For the past decade or so, the Portland Trail Blazers haven’t necessarily been a good barometer for what a successful season looks like. They’ve always been a little queasy about the building process, and the result has been exactly what we’ve seen for the past 5-6 years: A pretty good team that usually makes the playoffs before getting bounced in the early rounds.
A lot of franchises around the league would love that type of consistent success. You might even argue that it’s a refreshingly healthy perspective in a sport that puts so much emphasis on winning championships. The problem is that this approach can, after a while, feel less like an admirable example of consistency and instead make it feel like an organization is happy with having a defined ceiling.
At some point, the Blazers will have to re-evaluate their approach.
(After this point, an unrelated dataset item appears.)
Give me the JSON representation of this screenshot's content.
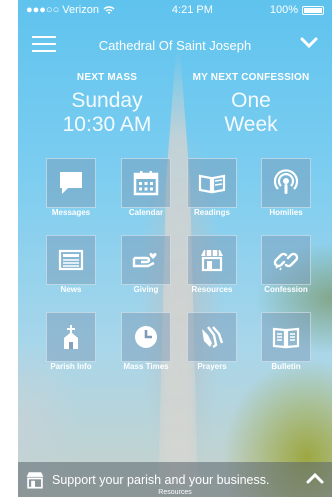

That point could come at the end of this season if they find themselves struggling to qualify for the playoffs. Yes, it’s crazy to think about given that they finished with the No. 3 seed in the West last season, but you can argue that third place finish also came as a result of the Blazers benefitting from the misfortune of others.
The Jazz, Pelicans, and Spurs all suffered major injuries to star players, while the Thunder struggled with chemistry and consistency problems. When you factor in newcomers like the Nuggets (which, also, played more than half of last season without Paul Millsap), Lakers, and even a much-improved Mavs squad, the Blazers could find themselves on the outside looking in, especially if they get off to a slow start.